Reczko shears her animals once a year and uses the fleece for spinning or felting. She sells some of the fiber to supplement the cost of keeping the animals, and also makes items herself. She said her grandmother taught her to crochet when she was seven, and she loves using her own fiber.
“Handling the fiber of an animal you know and love is just wonderful,” she said.
In addition to the fleece, Reczko breeds her alpacas, carefully planning matches. The gestation period is about 11.5 months, so she breeds in the late spring or early fall to have summer babies rather than winter.
“I can trace the lineage back to the original herd that came into the U.S., primarily from Peru but also from Bolivia and Chile,” she said. All her animals are registered with the official alpaca database (ARI), which conducts DNA testing to verify the offspring matches who she says the parents are.
“Tracing the lineage is important from the breeding perspective,” she continued. “Gray is a unique color, and the mom had a black cria. I keep trying to figure out what color I will get. I breed for conformity and better qualities. Many of the fathers aren’t on my farm; I’ll find others for desirable qualities and breed to them for coat quality and show quality.”
On the day the Journal visited, Sami Larouche from the Milford 4H program was helping out. She owns a male alpaca named Alder, who she boards at Acappella, and earlier in the day he was bred with Irene, one of Reczko’s 3-year-olds. Most of the 4H group was there for the breeding.
“I’m very excited because we’re having a little baby,” said Sami. She and big sister Megan are two of the regulars who help teach the alpacas how to walk on a leash, keep them fed and watered, clean up poop, and help out at shows.
Irene is one of a dozen alpacas who were born on the farm, and the only native whose name isn’t related to music. Irene’s arrival was a few weeks overdue; her mother carried her for over a year, waiting until the middle of Hurricane Irene in 2011 to give birth.

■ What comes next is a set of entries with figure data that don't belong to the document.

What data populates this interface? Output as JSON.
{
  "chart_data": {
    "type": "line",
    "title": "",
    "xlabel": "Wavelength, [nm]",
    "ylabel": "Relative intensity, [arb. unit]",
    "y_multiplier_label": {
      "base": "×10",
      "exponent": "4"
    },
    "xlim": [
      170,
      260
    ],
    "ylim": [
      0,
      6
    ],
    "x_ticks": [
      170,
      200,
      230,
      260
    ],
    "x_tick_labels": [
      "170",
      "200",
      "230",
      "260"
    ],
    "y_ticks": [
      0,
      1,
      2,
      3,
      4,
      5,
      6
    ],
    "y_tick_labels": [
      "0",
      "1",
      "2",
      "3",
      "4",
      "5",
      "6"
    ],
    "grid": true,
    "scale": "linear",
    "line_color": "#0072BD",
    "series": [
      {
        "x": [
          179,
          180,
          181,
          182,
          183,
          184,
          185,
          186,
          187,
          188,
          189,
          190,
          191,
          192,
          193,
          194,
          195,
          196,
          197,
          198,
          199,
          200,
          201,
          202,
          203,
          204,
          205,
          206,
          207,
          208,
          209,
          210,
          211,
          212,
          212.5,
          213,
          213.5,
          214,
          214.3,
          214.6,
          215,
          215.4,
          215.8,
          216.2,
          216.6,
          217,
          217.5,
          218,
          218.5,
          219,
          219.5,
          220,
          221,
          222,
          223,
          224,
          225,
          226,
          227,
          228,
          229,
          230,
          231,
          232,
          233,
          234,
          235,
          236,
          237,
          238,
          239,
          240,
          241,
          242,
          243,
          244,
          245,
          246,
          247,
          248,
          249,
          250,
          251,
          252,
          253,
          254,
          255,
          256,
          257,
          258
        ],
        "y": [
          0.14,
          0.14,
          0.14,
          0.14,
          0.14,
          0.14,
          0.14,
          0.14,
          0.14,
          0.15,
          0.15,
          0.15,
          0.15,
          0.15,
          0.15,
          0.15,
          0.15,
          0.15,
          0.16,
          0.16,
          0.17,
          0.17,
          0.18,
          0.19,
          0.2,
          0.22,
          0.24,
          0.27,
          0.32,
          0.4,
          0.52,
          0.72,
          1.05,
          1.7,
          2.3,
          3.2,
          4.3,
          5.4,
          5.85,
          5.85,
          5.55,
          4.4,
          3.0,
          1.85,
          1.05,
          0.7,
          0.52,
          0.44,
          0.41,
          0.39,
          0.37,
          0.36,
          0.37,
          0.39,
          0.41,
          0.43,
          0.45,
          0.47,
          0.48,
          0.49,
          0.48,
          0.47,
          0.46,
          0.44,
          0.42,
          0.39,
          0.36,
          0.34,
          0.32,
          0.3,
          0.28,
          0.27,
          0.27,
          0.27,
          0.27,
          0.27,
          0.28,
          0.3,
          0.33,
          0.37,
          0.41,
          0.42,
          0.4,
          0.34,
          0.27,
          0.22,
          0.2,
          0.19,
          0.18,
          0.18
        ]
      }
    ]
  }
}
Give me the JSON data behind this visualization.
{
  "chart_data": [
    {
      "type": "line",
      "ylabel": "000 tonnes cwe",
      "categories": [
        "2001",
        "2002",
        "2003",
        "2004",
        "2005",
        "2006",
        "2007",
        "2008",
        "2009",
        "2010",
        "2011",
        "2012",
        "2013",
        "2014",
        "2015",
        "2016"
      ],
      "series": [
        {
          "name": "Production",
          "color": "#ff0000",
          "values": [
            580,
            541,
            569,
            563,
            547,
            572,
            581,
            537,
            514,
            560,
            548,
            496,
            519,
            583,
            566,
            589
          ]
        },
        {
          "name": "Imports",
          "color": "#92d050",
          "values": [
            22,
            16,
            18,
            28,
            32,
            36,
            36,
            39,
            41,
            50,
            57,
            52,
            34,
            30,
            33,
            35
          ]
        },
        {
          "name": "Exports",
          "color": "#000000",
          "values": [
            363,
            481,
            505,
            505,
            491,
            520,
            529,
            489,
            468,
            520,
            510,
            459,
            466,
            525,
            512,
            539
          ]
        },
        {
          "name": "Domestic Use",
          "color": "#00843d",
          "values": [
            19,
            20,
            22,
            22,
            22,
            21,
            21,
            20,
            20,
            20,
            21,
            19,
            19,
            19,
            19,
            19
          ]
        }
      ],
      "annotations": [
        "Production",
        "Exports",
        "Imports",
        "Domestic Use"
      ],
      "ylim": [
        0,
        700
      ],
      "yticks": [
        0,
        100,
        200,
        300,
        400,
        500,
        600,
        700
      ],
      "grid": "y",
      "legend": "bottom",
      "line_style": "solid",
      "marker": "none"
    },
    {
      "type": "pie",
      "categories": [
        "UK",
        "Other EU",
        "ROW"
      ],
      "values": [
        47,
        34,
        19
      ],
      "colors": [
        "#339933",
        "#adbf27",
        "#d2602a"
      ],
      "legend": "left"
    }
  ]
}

The word Acappella means music without instrumental accompaniment, or sung in the manner of a chapel choir. Reczko plays classical clarinet and sings, and started out as a music education major in college before switching to computer science and mathematics, but chose the name for her farm because of the way alpacas hum, and because she likes the way the words Acappella and alpaca flow together. Her original alpacas came already named, but all the animals born on her farm since she started have musical names, including Symphony, Maestro, Elvis, Jazz, Amadeus, Melody, Whitney, Minuet, JT (James Taylor), Rocky (after composer Sergei Rachmaninoff), and BoRap (Bohemian Rhapsody). The two female crias born on June 25 were named after jazz singers: Anita (Baker) an uncommon rose gray, and Etta (James), with a lustrous black coat. The third cria, a male, was born on July 11 and will be called Victory, since his sire’s name is General Grant.
“He is beautiful, with a grayish brown head and perfectly straight legs,” she said. “I got just what I was hoping for: two beautiful girls and a future herd sire.”
Reczko is hosting an open house from 10 a.m. to 4 p.m. on July 26, where visitors can meet the newborns and mingle with the herd. She will have assorted hats, gloves, mittens and fiber products for sale. She is also hosting a weaving class from 10 a.m. to 2 p.m. on July 27, where instructors will demonstrate how to work with alpaca fiber. Looms will be available for use on site and for purchase along with yarn for sale.